Will try to enable ssl but it requires some extra time to create a (self-signed I think) certificate etc.
Working on the multiple languages support for the suggestions orderer, hope to deploy tonight.
Found a way to painless use XGBoost with java: jpmml-xgboost.
Training data preprocessing (took more time than I thought).
Working on the multiple languages support for the suggestions orderer: added mock models for all the languages – only for the true models learning time.
Will now measure current released solution’s quality.
There is no enough data for some languages to train and validate models, so I’ll group them. Now also will play with grouping all the languages and the subsets. Will also collect and use POS-tags ngrams frequency from the correct sentences data.
Committed a version with PMML syntax-based models, so it now can be installed without painful extra dependencies handling – that was the main problem of the original xgboost models evaluator.
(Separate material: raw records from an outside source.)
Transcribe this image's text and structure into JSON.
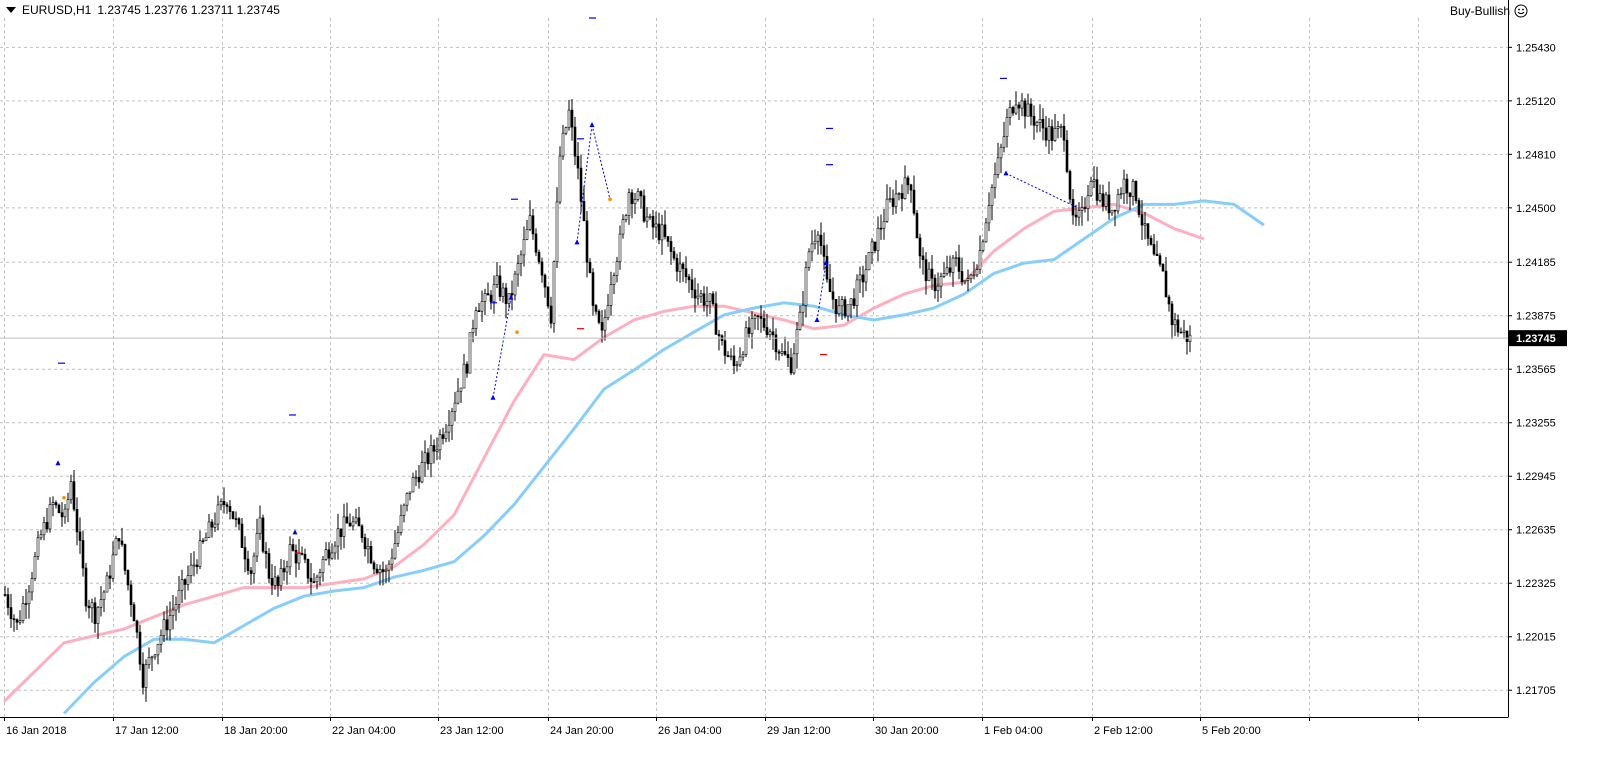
{
  "header": {
    "symbol_tf": "EURUSD,H1",
    "quotes": "1.23745 1.23776 1.23711 1.23745"
  },
  "signal": {
    "label": "Buy-Bullish",
    "icon": "smiley-icon"
  },
  "colors": {
    "background": "#ffffff",
    "grid": "#c0c0c0",
    "candle": "#000000",
    "ma_fast": "#ffb0c0",
    "ma_slow": "#87cefa",
    "marker_blue": "#0000ff",
    "marker_red": "#ff0000",
    "marker_orange": "#ff8c00",
    "price_tag_bg": "#000000",
    "price_tag_text": "#ffffff"
  },
  "chart_data": {
    "type": "candlestick",
    "symbol": "EURUSD",
    "timeframe": "H1",
    "current_price": "1.23745",
    "price_axis_ticks": [
      "1.25430",
      "1.25120",
      "1.24810",
      "1.24500",
      "1.24185",
      "1.23875",
      "1.23565",
      "1.23255",
      "1.22945",
      "1.22635",
      "1.22325",
      "1.22015",
      "1.21705"
    ],
    "ylim": [
      1.2155,
      1.256
    ],
    "time_axis_labels": [
      "16 Jan 2018",
      "17 Jan 12:00",
      "18 Jan 20:00",
      "22 Jan 04:00",
      "23 Jan 12:00",
      "24 Jan 20:00",
      "26 Jan 04:00",
      "29 Jan 12:00",
      "30 Jan 20:00",
      "1 Feb 04:00",
      "2 Feb 12:00",
      "5 Feb 20:00"
    ],
    "close_path": [
      [
        0,
        1.2226
      ],
      [
        4,
        1.2208
      ],
      [
        8,
        1.2232
      ],
      [
        12,
        1.226
      ],
      [
        16,
        1.2278
      ],
      [
        20,
        1.227
      ],
      [
        22,
        1.2292
      ],
      [
        24,
        1.2265
      ],
      [
        27,
        1.2225
      ],
      [
        30,
        1.2215
      ],
      [
        34,
        1.2232
      ],
      [
        38,
        1.2262
      ],
      [
        40,
        1.224
      ],
      [
        43,
        1.2215
      ],
      [
        46,
        1.2178
      ],
      [
        50,
        1.2196
      ],
      [
        54,
        1.221
      ],
      [
        58,
        1.2225
      ],
      [
        62,
        1.224
      ],
      [
        66,
        1.2255
      ],
      [
        70,
        1.227
      ],
      [
        74,
        1.2282
      ],
      [
        78,
        1.2262
      ],
      [
        82,
        1.224
      ],
      [
        85,
        1.2265
      ],
      [
        88,
        1.2238
      ],
      [
        91,
        1.223
      ],
      [
        95,
        1.2252
      ],
      [
        99,
        1.2245
      ],
      [
        103,
        1.2232
      ],
      [
        107,
        1.225
      ],
      [
        111,
        1.2262
      ],
      [
        115,
        1.2268
      ],
      [
        119,
        1.2262
      ],
      [
        123,
        1.2245
      ],
      [
        127,
        1.2238
      ],
      [
        131,
        1.2262
      ],
      [
        135,
        1.2288
      ],
      [
        139,
        1.23
      ],
      [
        143,
        1.231
      ],
      [
        147,
        1.2325
      ],
      [
        151,
        1.2345
      ],
      [
        154,
        1.236
      ],
      [
        157,
        1.2395
      ],
      [
        160,
        1.2395
      ],
      [
        164,
        1.2405
      ],
      [
        168,
        1.2395
      ],
      [
        172,
        1.2422
      ],
      [
        175,
        1.2442
      ],
      [
        179,
        1.2415
      ],
      [
        182,
        1.2388
      ],
      [
        185,
        1.248
      ],
      [
        188,
        1.2505
      ],
      [
        191,
        1.247
      ],
      [
        193,
        1.244
      ],
      [
        196,
        1.239
      ],
      [
        199,
        1.2375
      ],
      [
        202,
        1.241
      ],
      [
        205,
        1.243
      ],
      [
        208,
        1.246
      ],
      [
        211,
        1.2455
      ],
      [
        215,
        1.244
      ],
      [
        219,
        1.2435
      ],
      [
        223,
        1.242
      ],
      [
        227,
        1.241
      ],
      [
        231,
        1.24
      ],
      [
        235,
        1.2395
      ],
      [
        239,
        1.237
      ],
      [
        243,
        1.2358
      ],
      [
        247,
        1.2375
      ],
      [
        251,
        1.2385
      ],
      [
        255,
        1.238
      ],
      [
        259,
        1.2365
      ],
      [
        262,
        1.236
      ],
      [
        265,
        1.2385
      ],
      [
        268,
        1.2425
      ],
      [
        271,
        1.244
      ],
      [
        274,
        1.2405
      ],
      [
        278,
        1.239
      ],
      [
        282,
        1.2395
      ],
      [
        286,
        1.241
      ],
      [
        290,
        1.243
      ],
      [
        294,
        1.245
      ],
      [
        298,
        1.246
      ],
      [
        302,
        1.2465
      ],
      [
        305,
        1.242
      ],
      [
        309,
        1.2405
      ],
      [
        313,
        1.241
      ],
      [
        317,
        1.2418
      ],
      [
        321,
        1.2405
      ],
      [
        325,
        1.2425
      ],
      [
        328,
        1.2455
      ],
      [
        331,
        1.2475
      ],
      [
        334,
        1.25
      ],
      [
        337,
        1.2515
      ],
      [
        341,
        1.2505
      ],
      [
        345,
        1.2498
      ],
      [
        349,
        1.2492
      ],
      [
        353,
        1.2495
      ],
      [
        356,
        1.244
      ],
      [
        359,
        1.2445
      ],
      [
        362,
        1.247
      ],
      [
        365,
        1.2455
      ],
      [
        369,
        1.245
      ],
      [
        373,
        1.2465
      ],
      [
        377,
        1.2458
      ],
      [
        380,
        1.2435
      ],
      [
        383,
        1.242
      ],
      [
        386,
        1.241
      ],
      [
        389,
        1.2385
      ],
      [
        392,
        1.2378
      ],
      [
        395,
        1.2374
      ]
    ],
    "series": [
      {
        "color_key": "ma_fast",
        "points": [
          [
            0,
            1.2164
          ],
          [
            20,
            1.2198
          ],
          [
            40,
            1.2206
          ],
          [
            60,
            1.222
          ],
          [
            80,
            1.223
          ],
          [
            100,
            1.223
          ],
          [
            120,
            1.2235
          ],
          [
            130,
            1.2242
          ],
          [
            140,
            1.2255
          ],
          [
            150,
            1.2272
          ],
          [
            160,
            1.2305
          ],
          [
            170,
            1.2338
          ],
          [
            180,
            1.2365
          ],
          [
            190,
            1.2362
          ],
          [
            200,
            1.2375
          ],
          [
            210,
            1.2385
          ],
          [
            220,
            1.239
          ],
          [
            230,
            1.2393
          ],
          [
            240,
            1.2393
          ],
          [
            250,
            1.2389
          ],
          [
            260,
            1.2385
          ],
          [
            270,
            1.238
          ],
          [
            280,
            1.2382
          ],
          [
            290,
            1.2392
          ],
          [
            300,
            1.24
          ],
          [
            310,
            1.2405
          ],
          [
            320,
            1.2407
          ],
          [
            330,
            1.2425
          ],
          [
            340,
            1.2438
          ],
          [
            350,
            1.2448
          ],
          [
            360,
            1.245
          ],
          [
            370,
            1.2452
          ],
          [
            380,
            1.2447
          ],
          [
            390,
            1.2438
          ],
          [
            400,
            1.2432
          ]
        ]
      },
      {
        "color_key": "ma_slow",
        "points": [
          [
            20,
            1.2157
          ],
          [
            30,
            1.2175
          ],
          [
            40,
            1.219
          ],
          [
            50,
            1.22
          ],
          [
            60,
            1.22
          ],
          [
            70,
            1.2198
          ],
          [
            80,
            1.2208
          ],
          [
            90,
            1.2218
          ],
          [
            100,
            1.2225
          ],
          [
            110,
            1.2228
          ],
          [
            120,
            1.223
          ],
          [
            130,
            1.2236
          ],
          [
            140,
            1.224
          ],
          [
            150,
            1.2245
          ],
          [
            160,
            1.226
          ],
          [
            170,
            1.2278
          ],
          [
            180,
            1.23
          ],
          [
            190,
            1.2322
          ],
          [
            200,
            1.2345
          ],
          [
            210,
            1.2356
          ],
          [
            220,
            1.2368
          ],
          [
            230,
            1.2378
          ],
          [
            240,
            1.2388
          ],
          [
            250,
            1.2392
          ],
          [
            260,
            1.2395
          ],
          [
            270,
            1.2393
          ],
          [
            280,
            1.2388
          ],
          [
            290,
            1.2385
          ],
          [
            300,
            1.2388
          ],
          [
            310,
            1.2392
          ],
          [
            320,
            1.24
          ],
          [
            330,
            1.2412
          ],
          [
            340,
            1.2418
          ],
          [
            350,
            1.242
          ],
          [
            360,
            1.2432
          ],
          [
            370,
            1.2444
          ],
          [
            380,
            1.2452
          ],
          [
            390,
            1.2452
          ],
          [
            400,
            1.2454
          ],
          [
            410,
            1.2452
          ],
          [
            420,
            1.244
          ]
        ]
      }
    ],
    "pattern_markers": [
      {
        "bar": 18,
        "price": 1.2302,
        "color_key": "marker_blue",
        "type": "arrow-up"
      },
      {
        "bar": 20,
        "price": 1.2282,
        "color_key": "marker_orange",
        "type": "dot"
      },
      {
        "bar": 97,
        "price": 1.2262,
        "color_key": "marker_blue",
        "type": "arrow-up"
      },
      {
        "bar": 98,
        "price": 1.225,
        "color_key": "marker_red",
        "type": "dash"
      },
      {
        "bar": 163,
        "price": 1.234,
        "color_key": "marker_blue",
        "type": "arrow-up"
      },
      {
        "bar": 169,
        "price": 1.2398,
        "color_key": "marker_blue",
        "type": "arrow-up"
      },
      {
        "bar": 171,
        "price": 1.2378,
        "color_key": "marker_orange",
        "type": "dot"
      },
      {
        "bar": 191,
        "price": 1.243,
        "color_key": "marker_blue",
        "type": "arrow-up"
      },
      {
        "bar": 196,
        "price": 1.2498,
        "color_key": "marker_blue",
        "type": "arrow-up"
      },
      {
        "bar": 202,
        "price": 1.2455,
        "color_key": "marker_orange",
        "type": "dot"
      },
      {
        "bar": 271,
        "price": 1.2385,
        "color_key": "marker_blue",
        "type": "arrow-up"
      },
      {
        "bar": 274,
        "price": 1.2418,
        "color_key": "marker_blue",
        "type": "arrow-up"
      },
      {
        "bar": 334,
        "price": 1.247,
        "color_key": "marker_blue",
        "type": "arrow-up"
      }
    ],
    "level_marks": [
      {
        "bar": 19,
        "price": 1.236,
        "color_key": "marker_blue"
      },
      {
        "bar": 96,
        "price": 1.233,
        "color_key": "marker_blue"
      },
      {
        "bar": 163,
        "price": 1.2395,
        "color_key": "marker_blue"
      },
      {
        "bar": 170,
        "price": 1.2455,
        "color_key": "marker_blue"
      },
      {
        "bar": 192,
        "price": 1.249,
        "color_key": "marker_blue"
      },
      {
        "bar": 196,
        "price": 1.256,
        "color_key": "marker_blue"
      },
      {
        "bar": 192,
        "price": 1.238,
        "color_key": "marker_red"
      },
      {
        "bar": 275,
        "price": 1.2496,
        "color_key": "marker_blue"
      },
      {
        "bar": 275,
        "price": 1.2475,
        "color_key": "marker_blue"
      },
      {
        "bar": 333,
        "price": 1.2525,
        "color_key": "marker_blue"
      },
      {
        "bar": 273,
        "price": 1.2365,
        "color_key": "marker_red"
      }
    ],
    "dotted_segments": [
      {
        "from": [
          163,
          1.234
        ],
        "to": [
          169,
          1.2398
        ]
      },
      {
        "from": [
          191,
          1.243
        ],
        "to": [
          196,
          1.2498
        ]
      },
      {
        "from": [
          196,
          1.2498
        ],
        "to": [
          202,
          1.2455
        ]
      },
      {
        "from": [
          271,
          1.2385
        ],
        "to": [
          274,
          1.2418
        ]
      },
      {
        "from": [
          334,
          1.247
        ],
        "to": [
          358,
          1.245
        ]
      }
    ],
    "grid": true
  }
}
Now the model requires ngram data to work and i’m now working on models for these languages that don’t have ngram data. The integration is almost done.
todo
finish the automatical ngram data presence handling – if there is no ngram data for the language, the proper model should be chosen automatically
finish models for the languages not using ngram data
improve all the models
I’ve also had to spend a week without my laptop. During this time I learned some gradle-maven migration info so I’ve committed a couple of migration steps then. It now builds without errors, but not all the tests are passing and the final .zip package is not created yet.
Is there any code showing how to create a lucene index for ngrams? Does lucene build 1grams 2grams and 3grams just from the text or the frequencies should be counted manually and then given to lucene?
Lucene is very low level, it just takes an ngram and its count, so you need to do everything manually. There’s AggregatedNgramToLucene that takes a text file and turns it into a Lucene index.
As your changes have been merged now, do you have an up-to-date evaluation that shows by how much results have been improved due to your changes? Also, are there any performance issues to be expected when the feature is activated?